How many equivalence relations on the set $\{1,2,3\}$ containing $(1,2)$ and $(2,1)$ are there in all? Justify your answer.
My try: Okay, so how can I possibly write all the possible equivalence relations and not just of the condition specified above? And then, how would my answer be reduced if I use the condition given in the question?
On
1 and 2 are already in the same cell. So either there is only one cell (123) or else two cells (12)(3). Each of these partitions gives a unique equivalence relation by the standard definition. So there are 2 equivalence relations.
On
I can imagine two possible avenues, one specific to equivalence relations and another introducing a generally useful mathematical concept.
For the first, recall that an equivalence relation specifies a partition of the ground set into the equivalence classes (the quotient set).

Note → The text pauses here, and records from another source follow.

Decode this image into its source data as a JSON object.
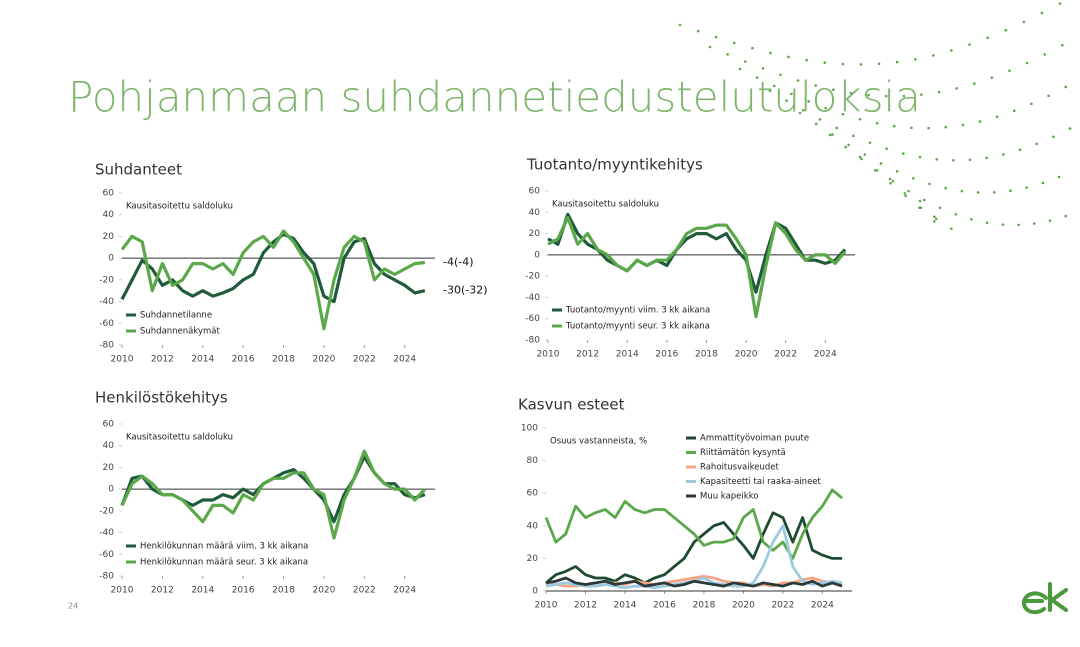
{
  "title": "Pohjanmaan suhdannetiedustelutuloksia",
  "page_number": "24",
  "chart_data": [
    {
      "type": "line",
      "title": "Suhdanteet",
      "subtitle": "Kausitasoitettu saldoluku",
      "x": [
        2010,
        2010.5,
        2011,
        2011.5,
        2012,
        2012.5,
        2013,
        2013.5,
        2014,
        2014.5,
        2015,
        2015.5,
        2016,
        2016.5,
        2017,
        2017.5,
        2018,
        2018.5,
        2019,
        2019.5,
        2020,
        2020.5,
        2021,
        2021.5,
        2022,
        2022.5,
        2023,
        2023.5,
        2024,
        2024.5,
        2025
      ],
      "xlim": [
        2010,
        2025.5
      ],
      "xticks": [
        2010,
        2012,
        2014,
        2016,
        2018,
        2020,
        2022,
        2024
      ],
      "ylim": [
        -80,
        60
      ],
      "yticks": [
        -80,
        -60,
        -40,
        -20,
        0,
        20,
        40,
        60
      ],
      "legend": "lower left",
      "series": [
        {
          "name": "Suhdannetilanne",
          "color": "#1f5a3a",
          "values": [
            -38,
            -20,
            -2,
            -10,
            -25,
            -20,
            -30,
            -35,
            -30,
            -35,
            -32,
            -28,
            -20,
            -15,
            5,
            15,
            22,
            18,
            5,
            -5,
            -35,
            -40,
            0,
            15,
            18,
            -5,
            -15,
            -20,
            -25,
            -32,
            -30
          ]
        },
        {
          "name": "Suhdannenäkymät",
          "color": "#5aa84a",
          "values": [
            8,
            20,
            15,
            -30,
            -5,
            -25,
            -20,
            -5,
            -5,
            -10,
            -5,
            -15,
            5,
            15,
            20,
            10,
            25,
            15,
            0,
            -15,
            -65,
            -20,
            10,
            20,
            15,
            -20,
            -10,
            -15,
            -10,
            -5,
            -4
          ]
        }
      ],
      "annotations": [
        "-30(-32)",
        "-4(-4)"
      ]
    },
    {
      "type": "line",
      "title": "Tuotanto/myyntikehitys",
      "subtitle": "Kausitasoitettu saldoluku",
      "x": [
        2010,
        2010.5,
        2011,
        2011.5,
        2012,
        2012.5,
        2013,
        2013.5,
        2014,
        2014.5,
        2015,
        2015.5,
        2016,
        2016.5,
        2017,
        2017.5,
        2018,
        2018.5,
        2019,
        2019.5,
        2020,
        2020.5,
        2021,
        2021.5,
        2022,
        2022.5,
        2023,
        2023.5,
        2024,
        2024.5,
        2025
      ],
      "xlim": [
        2010,
        2025.5
      ],
      "xticks": [
        2010,
        2012,
        2014,
        2016,
        2018,
        2020,
        2022,
        2024
      ],
      "ylim": [
        -80,
        60
      ],
      "yticks": [
        -80,
        -60,
        -40,
        -20,
        0,
        20,
        40,
        60
      ],
      "legend": "lower left",
      "series": [
        {
          "name": "Tuotanto/myynti viim. 3 kk aikana",
          "color": "#1f5a3a",
          "values": [
            15,
            10,
            38,
            20,
            10,
            5,
            -5,
            -10,
            -15,
            -5,
            -10,
            -5,
            -10,
            5,
            15,
            20,
            20,
            15,
            20,
            5,
            -5,
            -35,
            0,
            30,
            25,
            10,
            -5,
            -5,
            -8,
            -5,
            5
          ]
        },
        {
          "name": "Tuotanto/myynti seur. 3 kk aikana",
          "color": "#5aa84a",
          "values": [
            10,
            15,
            35,
            10,
            20,
            5,
            0,
            -10,
            -15,
            -5,
            -10,
            -5,
            -5,
            5,
            20,
            25,
            25,
            28,
            28,
            15,
            0,
            -58,
            -10,
            30,
            20,
            5,
            -5,
            0,
            0,
            -8,
            3
          ]
        }
      ]
    },
    {
      "type": "line",
      "title": "Henkilöstökehitys",
      "subtitle": "Kausitasoitettu saldoluku",
      "x": [
        2010,
        2010.5,
        2011,
        2011.5,
        2012,
        2012.5,
        2013,
        2013.5,
        2014,
        2014.5,
        2015,
        2015.5,
        2016,
        2016.5,
        2017,
        2017.5,
        2018,
        2018.5,
        2019,
        2019.5,
        2020,
        2020.5,
        2021,
        2021.5,
        2022,
        2022.5,
        2023,
        2023.5,
        2024,
        2024.5,
        2025
      ],
      "xlim": [
        2010,
        2025.5
      ],
      "xticks": [
        2010,
        2012,
        2014,
        2016,
        2018,
        2020,
        2022,
        2024
      ],
      "ylim": [
        -80,
        60
      ],
      "yticks": [
        -80,
        -60,
        -40,
        -20,
        0,
        20,
        40,
        60
      ],
      "legend": "lower left",
      "series": [
        {
          "name": "Henkilökunnan määrä viim. 3 kk aikana",
          "color": "#1f5a3a",
          "values": [
            -15,
            10,
            12,
            0,
            -5,
            -5,
            -10,
            -15,
            -10,
            -10,
            -5,
            -8,
            0,
            -5,
            5,
            10,
            15,
            18,
            10,
            0,
            -10,
            -30,
            -5,
            10,
            30,
            15,
            5,
            5,
            -5,
            -8,
            -5
          ]
        },
        {
          "name": "Henkilökunnan määrä seur. 3 kk aikana",
          "color": "#5aa84a",
          "values": [
            -15,
            5,
            12,
            5,
            -5,
            -5,
            -10,
            -20,
            -30,
            -15,
            -15,
            -22,
            -5,
            -10,
            5,
            10,
            10,
            15,
            15,
            0,
            -5,
            -45,
            -10,
            10,
            35,
            15,
            5,
            0,
            0,
            -10,
            0
          ]
        }
      ]
    },
    {
      "type": "line",
      "title": "Kasvun esteet",
      "subtitle": "Osuus vastanneista, %",
      "x": [
        2010,
        2010.5,
        2011,
        2011.5,
        2012,
        2012.5,
        2013,
        2013.5,
        2014,
        2014.5,
        2015,
        2015.5,
        2016,
        2016.5,
        2017,
        2017.5,
        2018,
        2018.5,
        2019,
        2019.5,
        2020,
        2020.5,
        2021,
        2021.5,
        2022,
        2022.5,
        2023,
        2023.5,
        2024,
        2024.5,
        2025
      ],
      "xlim": [
        2010,
        2025.5
      ],
      "xticks": [
        2010,
        2012,
        2014,
        2016,
        2018,
        2020,
        2022,
        2024
      ],
      "ylim": [
        0,
        100
      ],
      "yticks": [
        0,
        20,
        40,
        60,
        80,
        100
      ],
      "legend": "upper right",
      "series": [
        {
          "name": "Ammattityövoiman puute",
          "color": "#1e4a32",
          "values": [
            5,
            10,
            12,
            15,
            10,
            8,
            8,
            6,
            10,
            8,
            5,
            8,
            10,
            15,
            20,
            30,
            35,
            40,
            42,
            35,
            28,
            20,
            35,
            48,
            45,
            30,
            45,
            25,
            22,
            20,
            20
          ]
        },
        {
          "name": "Riittämätön kysyntä",
          "color": "#5aa84a",
          "values": [
            45,
            30,
            35,
            52,
            45,
            48,
            50,
            45,
            55,
            50,
            48,
            50,
            50,
            45,
            40,
            35,
            28,
            30,
            30,
            32,
            45,
            50,
            30,
            25,
            30,
            20,
            35,
            45,
            52,
            62,
            57
          ]
        },
        {
          "name": "Rahoitusvaikeudet",
          "color": "#f4a582",
          "values": [
            5,
            4,
            3,
            3,
            4,
            3,
            4,
            5,
            4,
            6,
            5,
            4,
            5,
            6,
            7,
            8,
            9,
            8,
            6,
            5,
            5,
            3,
            4,
            3,
            5,
            5,
            7,
            8,
            6,
            5,
            4
          ]
        },
        {
          "name": "Kapasiteetti tai raaka-aineet",
          "color": "#9ecae1",
          "values": [
            3,
            4,
            5,
            4,
            3,
            3,
            4,
            3,
            2,
            3,
            3,
            2,
            3,
            4,
            5,
            6,
            8,
            5,
            4,
            3,
            3,
            5,
            15,
            30,
            40,
            15,
            6,
            4,
            5,
            6,
            5
          ]
        },
        {
          "name": "Muu kapeikko",
          "color": "#2a3a3a",
          "values": [
            5,
            6,
            8,
            5,
            4,
            5,
            6,
            4,
            5,
            6,
            3,
            4,
            5,
            3,
            4,
            6,
            5,
            4,
            3,
            5,
            4,
            3,
            5,
            4,
            3,
            5,
            4,
            6,
            3,
            5,
            3
          ]
        }
      ]
    }
  ]
}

Conversely, every partition of the set specifies an equivalence relation (prove this if necessary). Now, the problem is reduced to enumerating the partitions compatible with the equivalences you already have. [This is what coffeemath is suggesting.]
For the second, take the equivalences you already have, and then for each axiom, try to form more equivalences that are required to hold. Rinse and repeat until no more equivalences have to be added. What you have just formed is called an equivalence relation generated by a given set, and is (more or less by construction) the smallest equivalence relation containing it. (Excercise: The usual definition is “the intersection of all equivalence relations containing the given set”. Prove that such relations exist, that the result is an equivalence relation, that it is indeed minimal, and convince yourself that the definitions are equivalent.) This is one possible equivalence relation satisfying the given conditions. Now you can try adding some more pairs to the result and repeating the procedure, etc., until you can generate no more different equivalence relations.
A gizmo generated by a set of initial things is a very common idea. “Take some things and add more until axioms hold” is the intuitive approach, “intersect all the gizmos containing the given things” is the usual definition. The Tao is actually the universal property, “the minimal gizmo containing the given things”, but unlike these definitions, it is not immediately apparent that such a gizmo exists at all. (The first definition is just messy to state formally, and the second needs a proof some such gizmos exist and that their intersection is, indeed, a gizmo, for each kind of gizmo.)
The first examples encountered during one’s education are usually the linear span of a set of vectors and the direct sum of subspaces (see esp. the external direct sum). Later on, there are free groups, free vector spaces and so on; “free” and “generated by” are the usual terms. For inspiration and/or a scare, see the general definition of a “free object” on Wikipedia and nLab. Quotients of free objects are also very commonly used to construct gizmos not only containing something, but also satisfying additional properties, e. g. tensor products, exterior products, Clifford algebras and countless others.
Since this is an equivalence relation it must be reflexive symmetric and transitive. So we now observe that in order that the relation is equivalent it will either contain both the given elements or neither of the elements. Also the relation must be reflexive, so it contains $(1,1)$,$(2,2)$ and $(3,3)$ compulsorily. Due to its equivalent condition, realise that there are only $3$ more choices as each choice involves the inclusion of a pair or a triplet, namely $(1,2)(2,1)$, $(2,3)(3,2)$ and $(1,3)(3,1)$.
And if one of the last $2$ choices happen along with the first choice, then all $3$ choices happen due to the equivalence condition.
So , analysing case by case, your answer is $2$.